A mother and two children have been awarded £45,000 in damages after a judge found a council ‘abused’ a section 20 agreement and breached human rights law.
Judge Farquhar made the award after ruling West Sussex Council had acted unlawfully by exercising parental responsibility “in every conceivable area” of the children’s lives without the power to do so; failing to promote contact between the children and mother; and failing to issue care proceedings for almost two and a half years, which had denied the children independent representation.
Farquhar said the section 20 arrangement itself was valid but the council’s actions were the “clearest possible breach” of the right to a private and family life under Article 8 of the European Convention of Human Rights. He found the delay bringing care proceedings breached the children’s and mother’s Article 8 rights and their right to a fair hearing under Article 6.

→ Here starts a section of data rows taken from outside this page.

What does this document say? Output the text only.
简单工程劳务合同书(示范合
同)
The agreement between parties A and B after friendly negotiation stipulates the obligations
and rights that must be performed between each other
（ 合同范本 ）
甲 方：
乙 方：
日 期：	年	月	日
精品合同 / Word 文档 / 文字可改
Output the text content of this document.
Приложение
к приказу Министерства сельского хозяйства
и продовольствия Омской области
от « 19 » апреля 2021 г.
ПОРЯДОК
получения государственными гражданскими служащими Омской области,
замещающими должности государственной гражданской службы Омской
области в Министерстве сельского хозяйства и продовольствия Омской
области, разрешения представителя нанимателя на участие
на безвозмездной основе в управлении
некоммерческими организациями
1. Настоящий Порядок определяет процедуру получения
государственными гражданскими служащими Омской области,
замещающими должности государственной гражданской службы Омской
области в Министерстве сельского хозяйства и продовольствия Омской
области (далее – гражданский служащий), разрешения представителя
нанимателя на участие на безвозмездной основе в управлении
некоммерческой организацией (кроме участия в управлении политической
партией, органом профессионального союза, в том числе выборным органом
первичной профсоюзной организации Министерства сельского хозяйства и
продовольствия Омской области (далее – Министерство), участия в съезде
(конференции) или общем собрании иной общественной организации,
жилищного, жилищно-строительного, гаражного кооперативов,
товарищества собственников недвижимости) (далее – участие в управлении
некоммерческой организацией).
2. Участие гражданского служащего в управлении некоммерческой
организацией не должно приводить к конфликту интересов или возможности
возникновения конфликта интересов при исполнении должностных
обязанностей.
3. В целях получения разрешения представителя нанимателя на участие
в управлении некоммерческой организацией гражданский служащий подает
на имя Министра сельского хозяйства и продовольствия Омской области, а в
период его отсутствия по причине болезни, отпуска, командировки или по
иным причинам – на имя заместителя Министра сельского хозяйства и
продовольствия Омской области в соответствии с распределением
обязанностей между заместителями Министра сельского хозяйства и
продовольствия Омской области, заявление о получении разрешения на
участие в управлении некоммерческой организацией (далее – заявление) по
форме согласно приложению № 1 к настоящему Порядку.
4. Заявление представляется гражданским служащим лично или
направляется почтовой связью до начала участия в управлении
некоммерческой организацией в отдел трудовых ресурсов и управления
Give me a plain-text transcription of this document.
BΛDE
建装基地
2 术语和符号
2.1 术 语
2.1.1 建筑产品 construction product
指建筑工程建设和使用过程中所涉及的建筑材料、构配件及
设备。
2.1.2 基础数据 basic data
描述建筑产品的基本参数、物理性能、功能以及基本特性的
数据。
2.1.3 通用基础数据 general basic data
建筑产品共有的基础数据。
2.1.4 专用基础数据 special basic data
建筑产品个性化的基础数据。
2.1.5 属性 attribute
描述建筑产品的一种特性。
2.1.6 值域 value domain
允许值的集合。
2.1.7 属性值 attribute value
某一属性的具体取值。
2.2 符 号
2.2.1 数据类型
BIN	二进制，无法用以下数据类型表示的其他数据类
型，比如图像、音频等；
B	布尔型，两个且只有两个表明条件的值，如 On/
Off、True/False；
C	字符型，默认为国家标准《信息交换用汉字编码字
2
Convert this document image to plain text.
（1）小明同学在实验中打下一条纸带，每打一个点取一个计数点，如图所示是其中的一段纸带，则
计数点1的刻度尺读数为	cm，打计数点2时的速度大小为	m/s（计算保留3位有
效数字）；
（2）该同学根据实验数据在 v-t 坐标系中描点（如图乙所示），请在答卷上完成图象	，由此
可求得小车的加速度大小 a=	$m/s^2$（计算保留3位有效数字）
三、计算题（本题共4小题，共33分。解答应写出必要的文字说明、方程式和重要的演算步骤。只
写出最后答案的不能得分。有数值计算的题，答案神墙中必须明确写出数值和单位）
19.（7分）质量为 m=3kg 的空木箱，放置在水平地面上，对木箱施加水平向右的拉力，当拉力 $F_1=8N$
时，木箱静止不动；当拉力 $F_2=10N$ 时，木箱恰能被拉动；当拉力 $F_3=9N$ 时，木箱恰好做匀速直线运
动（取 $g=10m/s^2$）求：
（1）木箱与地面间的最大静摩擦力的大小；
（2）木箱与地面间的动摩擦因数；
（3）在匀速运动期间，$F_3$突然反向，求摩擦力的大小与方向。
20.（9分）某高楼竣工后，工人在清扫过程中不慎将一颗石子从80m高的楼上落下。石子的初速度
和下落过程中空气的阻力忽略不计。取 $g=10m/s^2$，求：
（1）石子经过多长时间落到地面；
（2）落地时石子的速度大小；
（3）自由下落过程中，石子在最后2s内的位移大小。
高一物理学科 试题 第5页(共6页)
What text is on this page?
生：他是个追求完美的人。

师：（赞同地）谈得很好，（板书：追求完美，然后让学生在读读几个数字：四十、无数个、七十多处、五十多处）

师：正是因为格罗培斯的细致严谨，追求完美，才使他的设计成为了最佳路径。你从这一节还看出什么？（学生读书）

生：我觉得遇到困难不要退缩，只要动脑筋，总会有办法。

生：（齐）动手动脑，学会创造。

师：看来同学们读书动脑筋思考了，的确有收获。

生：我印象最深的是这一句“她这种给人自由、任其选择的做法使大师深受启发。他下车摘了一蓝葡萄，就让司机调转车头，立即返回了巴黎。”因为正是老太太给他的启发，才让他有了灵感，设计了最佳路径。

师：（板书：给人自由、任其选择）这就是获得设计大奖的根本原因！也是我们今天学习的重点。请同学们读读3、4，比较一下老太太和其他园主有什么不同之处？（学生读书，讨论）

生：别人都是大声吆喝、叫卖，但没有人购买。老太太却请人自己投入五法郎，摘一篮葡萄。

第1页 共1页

He said: “I am satisfied that the inordinate delay in this case was unlawful and an abuse of the [section] 20 agreements that had been obtained.”
‘Breath-taking’ lack of urgency
The judge criticised the “breath-taking” lack of urgency around the case and said the section 20 agreement had led to “very poor outcomes” for the children.
He criticised the independent reviewing officer (IRO) for “a total failure” to challenge the council’s conduct in the interests of the children, adding: “This was clearly a case that should have come before the courts years before it actually did, yet the IRO did not appear to put any pressure upon the local authority to ensure this occurred.”
This guide written by Michael Jones, a family law barrister, is regularly updated with new case law and guidance from national agencies to help you ensure you are complying with the law and upholding both a child and their family’s rights.
Farquhar awarded each child damages of £20,000 and £5,000 to the mother.
Defending the duration of the section 20 arrangement, West Sussex council argued the arrangement had not been used as a long prelude to proceedings but instead with a view to securing a long-term special guardianship order placement with foster carers. Farquhar said this excuse was “even worse” than the section 20 arrangement being used as a long prelude to proceedings.
“It suggests that they were exercising all of the parental responsibility without even thinking that proceedings were to be commenced any time in the foreseeable future”, he said
Loss of chance
The children, referred to as ‘X’ and ‘Y’, were cared for by their aunt via a residence order following care proceedings in 2008. In 2013 they entered care through the section 20 arrangement after the aunt said she could no longer take care of them. The children entered the arrangement with the aunt’s consent, and later the mother’s.
During the course of their time in care, the children were separated, had no contact with each other or any other family member. One was in a placement which was not culturally appropriate.
The judge said the council’s actions had “at best” seen the “loss of a chance” for the children to be placed together, for there to be any contact between the children and the mother, and for a culturally appropriate placement to be found.
He added: “It is apparent that the end result for these children is not a good one. It is not possible now to say that the outcome would have been any different if proceedings had been issued in early to mid-2013 which should have occurred. However, it is difficult to see how the outcome would have been much worse.”
The hearing took place in December 2015. The judgment was published online this month.